The record clearly indicates that both parties and the Hearing Member understood that the permanency of Havlin's injury and her PPI rating were the subject of a separate hearing. As discussed above, we have already reversed Finding of Fact Number Ten and the portion of the award pertaining to Havlin's PPI rating. Therefore, we need not address Havlin's due process issue.
CONCLUSION
We conclude that the Board's Finding of Fact Number Ten and the related portion of the award exceed the scope of the parties' oral stipulation and are therefore reversed. Because Findings of Fact Numbers One through Nine support the remaining award, we further conclude that this portion of the Board's decision must be affirmed.

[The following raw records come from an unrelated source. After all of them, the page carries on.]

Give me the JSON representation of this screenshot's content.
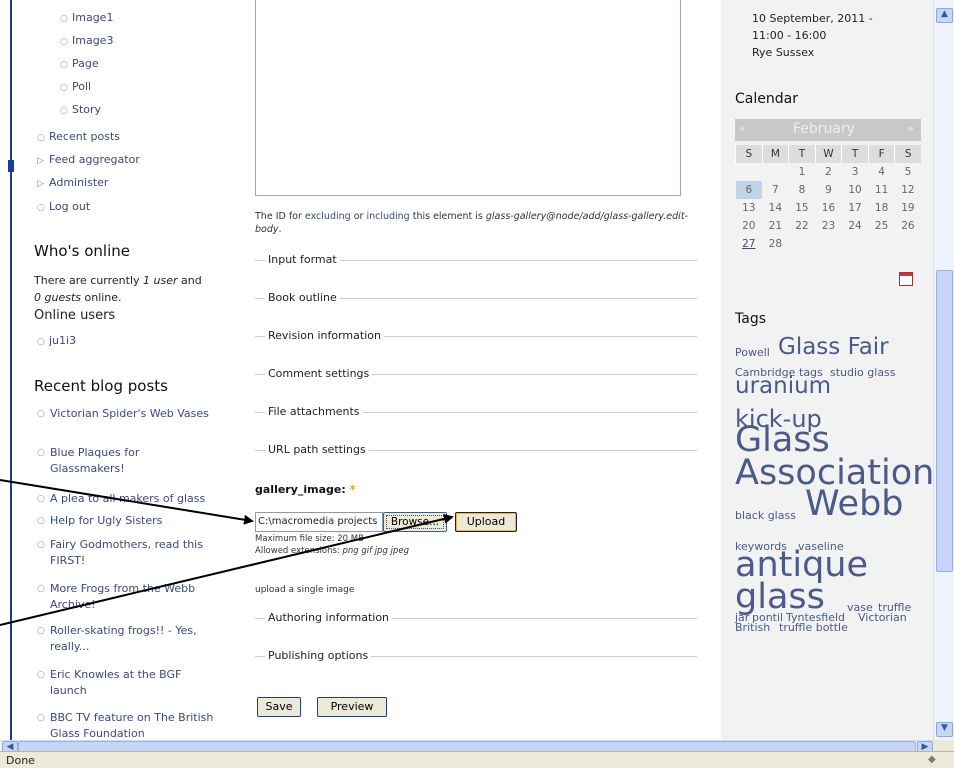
{
  "left": {
    "nav_sub": [
      "Image1",
      "Image3",
      "Page",
      "Poll",
      "Story"
    ],
    "nav_main": [
      {
        "label": "Recent posts",
        "bullet": "circle"
      },
      {
        "label": "Feed aggregator",
        "bullet": "triangle"
      },
      {
        "label": "Administer",
        "bullet": "triangle"
      },
      {
        "label": "Log out",
        "bullet": "circle"
      }
    ],
    "whos_online": {
      "title": "Who's online",
      "line1_pre": "There are currently ",
      "line1_users": "1 user",
      "line1_post": " and",
      "line2_guests": "0 guests",
      "line2_post": " online.",
      "online_users_label": "Online users",
      "users": [
        "ju1i3"
      ]
    },
    "recent_blog": {
      "title": "Recent blog posts",
      "posts": [
        "Victorian Spider's Web Vases",
        "Blue Plaques for Glassmakers!",
        "A plea to all makers of glass",
        "Help for Ugly Sisters",
        "Fairy Godmothers, read this FIRST!",
        "More Frogs from the Webb Archive!",
        "Roller-skating frogs!! - Yes, really...",
        "Eric Knowles at the BGF launch",
        "BBC TV feature on The British Glass Foundation"
      ]
    }
  },
  "center": {
    "id_note_pre": "The ID for ",
    "id_note_link1": "excluding",
    "id_note_or": " or ",
    "id_note_link2": "including",
    "id_note_mid": " this element is ",
    "id_note_id": "glass-gallery@node/add/glass-gallery.edit-body",
    "id_note_end": ".",
    "fieldsets": [
      "Input format",
      "Book outline",
      "Revision information",
      "Comment settings",
      "File attachments",
      "URL path settings"
    ],
    "gallery_label": "gallery_image:",
    "required_mark": "*",
    "file_value": "C:\\macromedia projects",
    "browse_label": "Browse...",
    "upload_label": "Upload",
    "max_size": "Maximum file size: 20 MB",
    "allowed_pre": "Allowed extensions: ",
    "allowed_ext": "png gif jpg jpeg",
    "upload_hint": "upload a single image",
    "fieldsets2": [
      "Authoring information",
      "Publishing options"
    ],
    "save_label": "Save",
    "preview_label": "Preview"
  },
  "right": {
    "event": [
      "10 September, 2011 -",
      "11:00 - 16:00",
      "Rye Sussex"
    ],
    "calendar": {
      "title": "Calendar",
      "prev": "«",
      "month": "February",
      "next": "»",
      "weekdays": [
        "S",
        "M",
        "T",
        "W",
        "T",
        "F",
        "S"
      ],
      "weeks": [
        [
          "",
          "",
          "1",
          "2",
          "3",
          "4",
          "5"
        ],
        [
          "6",
          "7",
          "8",
          "9",
          "10",
          "11",
          "12"
        ],
        [
          "13",
          "14",
          "15",
          "16",
          "17",
          "18",
          "19"
        ],
        [
          "20",
          "21",
          "22",
          "23",
          "24",
          "25",
          "26"
        ],
        [
          "27",
          "28",
          "",
          "",
          "",
          "",
          ""
        ]
      ],
      "today": "6",
      "linked": "27"
    },
    "tags_title": "Tags",
    "tags": [
      "Powell",
      "Glass Fair",
      "Cambridge",
      "tags",
      "studio glass",
      "uranium",
      "kick-up",
      "Glass Association",
      "black glass",
      "Webb",
      "keywords",
      "vaseline",
      "antique glass",
      "vase",
      "truffle",
      "jar",
      "pontil",
      "Tyntesfield",
      "Victorian",
      "British",
      "truffle bottle"
    ]
  },
  "status": {
    "text": "Done"
  },
  "colors": {
    "link": "#3a4a7a",
    "sidebar_edge": "#1a3d9a",
    "today": "#c2d3e6",
    "accent_required": "#e0a020"
  }
}
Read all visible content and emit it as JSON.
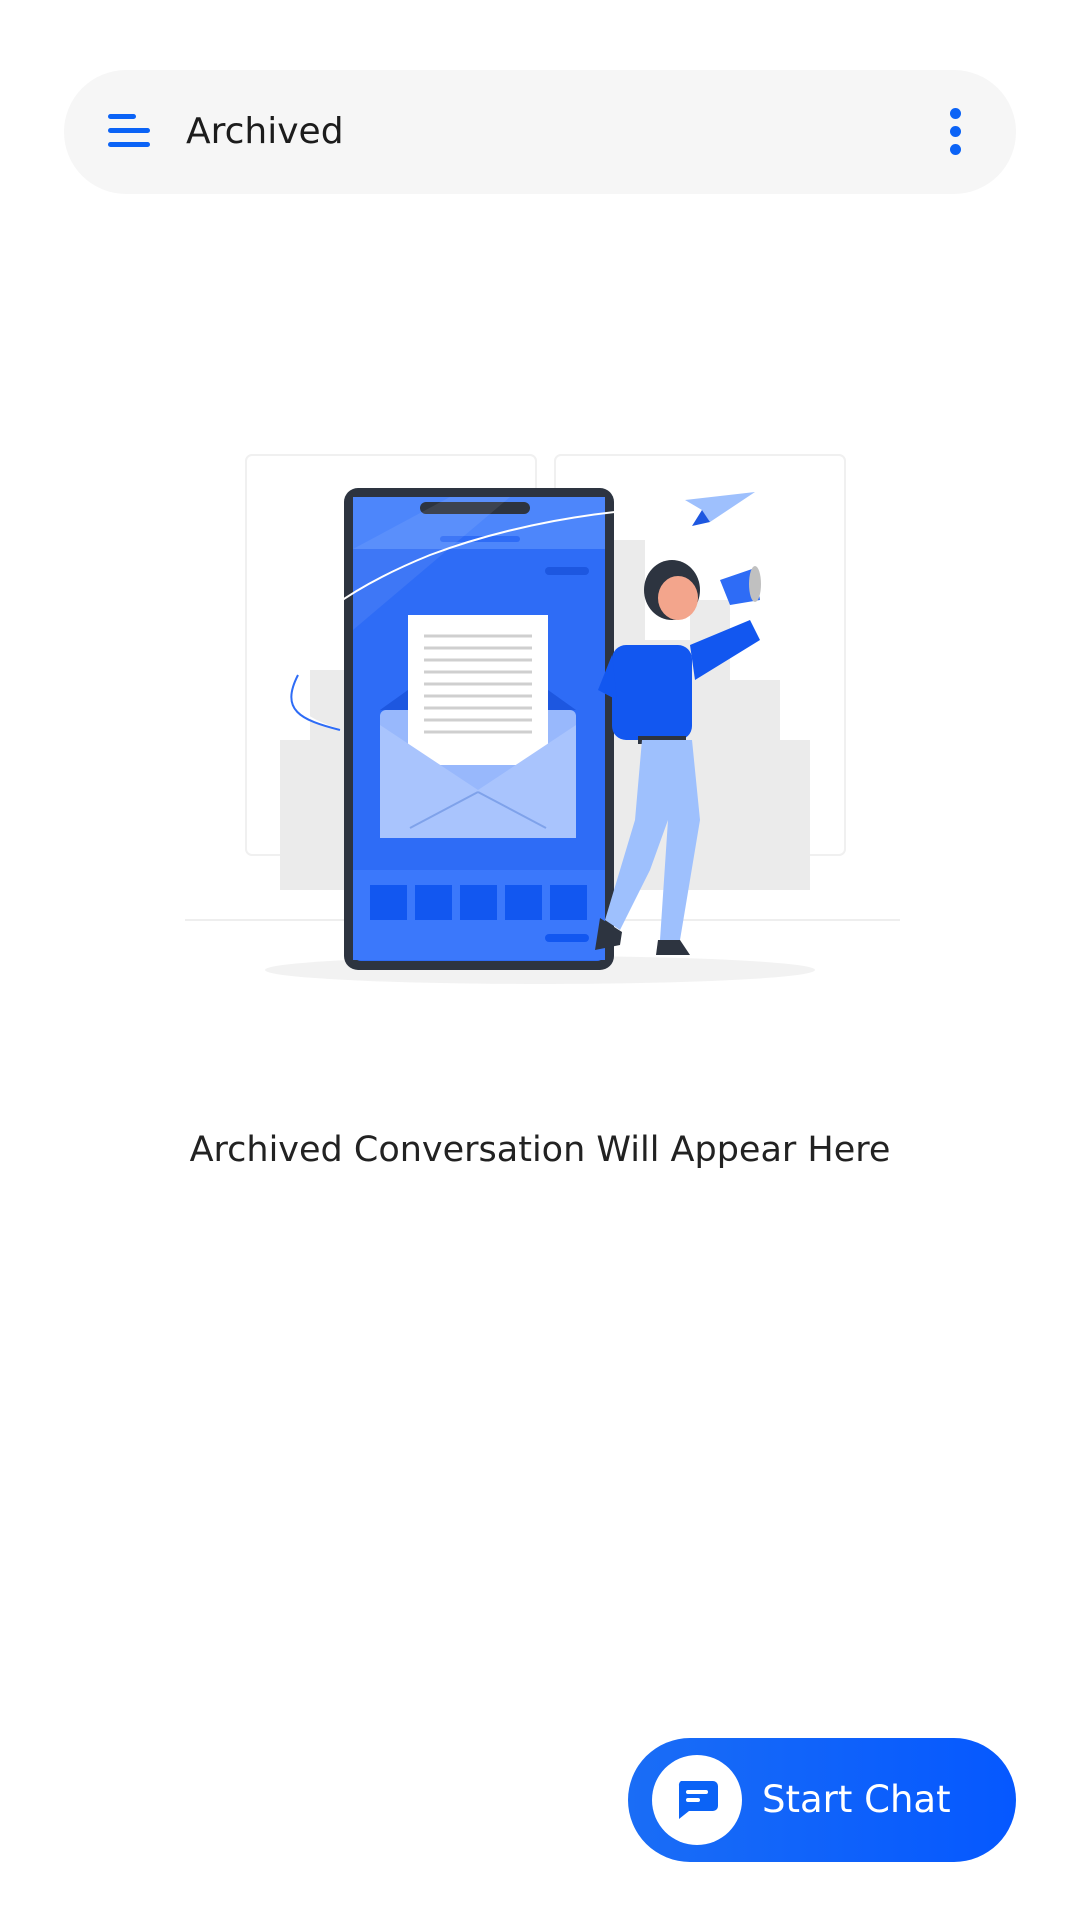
{
  "header": {
    "title": "Archived",
    "menu_icon": "menu-icon",
    "more_icon": "more-vertical-icon"
  },
  "empty_state": {
    "message": "Archived Conversation Will Appear Here",
    "illustration": "phone-mail-megaphone-illustration"
  },
  "fab": {
    "label": "Start Chat",
    "icon": "chat-bubble-icon"
  },
  "colors": {
    "accent": "#0b63f6",
    "header_bg": "#f6f6f6",
    "text": "#1c1c1c"
  }
}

Affirmed in part, and reversed in part.
BAKER and MATHIAS, JJ., concur.
ORDER
This Court having heretofore handed down its opinion in this appeal on March 24, 2003, marked Memorandum Decision, Not for Publication;
Comes now the Appellant, by counsel, and files herein Motion to Publish Memorandum Decision, alleging therein that the opinion involves a factual issue of unique interest and substantial public importance, as stipulations are increasingly being employed in proceedings before the Worker's Compensation Board; that this trend will likely continue as the Board has expressed its desire that stipulations be utilized in order to dispose of proceedings expeditiously and with the least possible expense to the parties and the State. The Appellant alleges that the public would be served by additional case law delineating the scope and effect of stipulations in this context.
The Court having examined said Motion and being duly advised, now finds that the same should be granted.
IT IS THEREFORE ORDERED that the Appellant's Motion to Publish Memorandum Decision is granted and this Court's opinion heretofore handed down in this cause on March 24, 2003, marked Memorandum Decision, Not for Publication, is now ordered published.